Resilience Design Patterns explained
May 19, 2020 2022-10-27 15:44Resilience Design Patterns explained
When it comes to resilience in software design, the main goal is to build robust components that can tolerate faults within their scope, but also failures of other components they depend on. Resiliency is the capability to handle partial failures while continuing to execute and not crash. How to create resilient software? Let’s start with four patterns from the latency control category: Retry, fallback, timeout, and circuit breaker.
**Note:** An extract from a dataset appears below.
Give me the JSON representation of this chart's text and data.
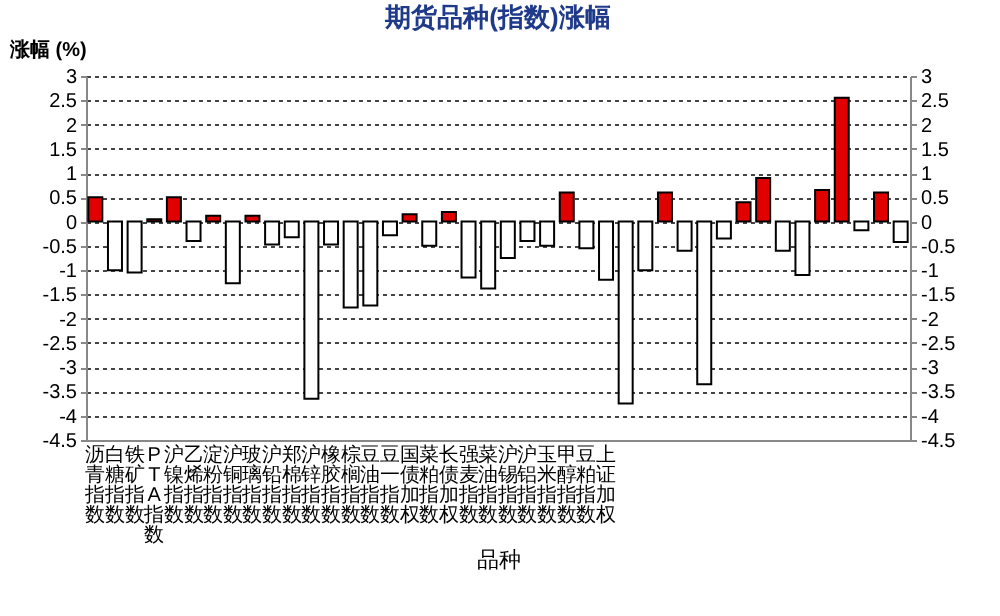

Resilience Design Patterns
- Retry
Whenever we assume that an unexpected response – or no response for that matter – can be fixed by sending the request again, using the retry pattern can help. It is a very simple pattern where failed requests are retried a configurable number of times in case of a failure before the operation is marked as a failure. Retries can be an effective way to handle transient failures that occur with cross-component communication in a system. Retries can be useful in case of temporary network problems such as packet loss, internal errors of the target service, e.g. caused by an outage of a database, no or slow responses due to a large number of requests towards the target service.
- Fallback
The fallback pattern enables your service to continue the execution in case of a failed request to another service. Instead of aborting the computation because of a missing response, you fill in a fallback value.
- Timeout
The timeout pattern is pretty straightforward and many HTTP clients have a default timeout configured. The goal is to avoid unbounded waiting times for responses and thus treating every request as failed where no response was received within the timeout. Timeouts are used in almost every application to avoid requests getting stuck forever.
- Circuit breaker
In software, a circuit breaker protects your services from being spammed while already being partly unavailable due to high load. It can be implemented as a stateful software component that switches between three states: closed (requests can flow freely), open (requests are rejected without being submitted to the remote resource), and half-open (one probe request is allowed to decide whether to close the circuit again). Circuit breakers are a useful tool, especially when combined with retries, timeouts and fallbacks. The software circuit breaker prevents a partial failure from becoming a catastrophic outage. It would detect the first few failed calls and flip into a state where outbound requests are quickly refused without even attempting to call the provider. This means error responses are delivered quickly rather than incurring timeouts. The caller’s threads are thus preserved and available for other requests.
For example, Circuit Breaker Pattern has been adopted by Netflix and been established as a central part of Resilient Software Design. Netflix says that like this system fails in a safe way.
A resilient system automatically cut off failing components and reintegrate them once they are no longer failing.
Resilience is all about embracing the chaos of the real world because you cannot control it and translate this way of thinking into software architectures. Resilience design patterns are suitable for an industry where demand is constant and uncontrolled and where individual transactions can be sacrificed without catastrophic losses. This describes most web systems, especially any in the commerce, media, or social sphere.
Resilient systems embrace the idea that failures are normal. When dealing with large-scale systems, probabilities are such that 100% operational excellence is near impossible to achieve. Therefore, the normal state of operation is partial failure. While not suitable for life-critical applications, running in partially failing mode is a viable option for most web applications, from e-commerce services like Amazon.com to video-on-demand sites such as Netflix.
Microservices can help make a system more resilient, depending on how you decompose your system into services and how you build each service. The question is not about how large the service is, but how large the “failure domains” are. There are two dimensions to consider. First, what services are needed for any given feature. Given a particular request, what services must be involved to fully deliver that request. The second dimension to consider is whether individual services have an easy way to handle failure in their dependencies. Resilience should be built into every service, preferably with a common framework so that monitoring and administration is simplified.
To conclude, the art of managing systems at scale lies in embracing failure and being at the edge – pushing the limits of your system and software performance almost to breaking point, yet still being able to recover. That’s what resiliency is all about.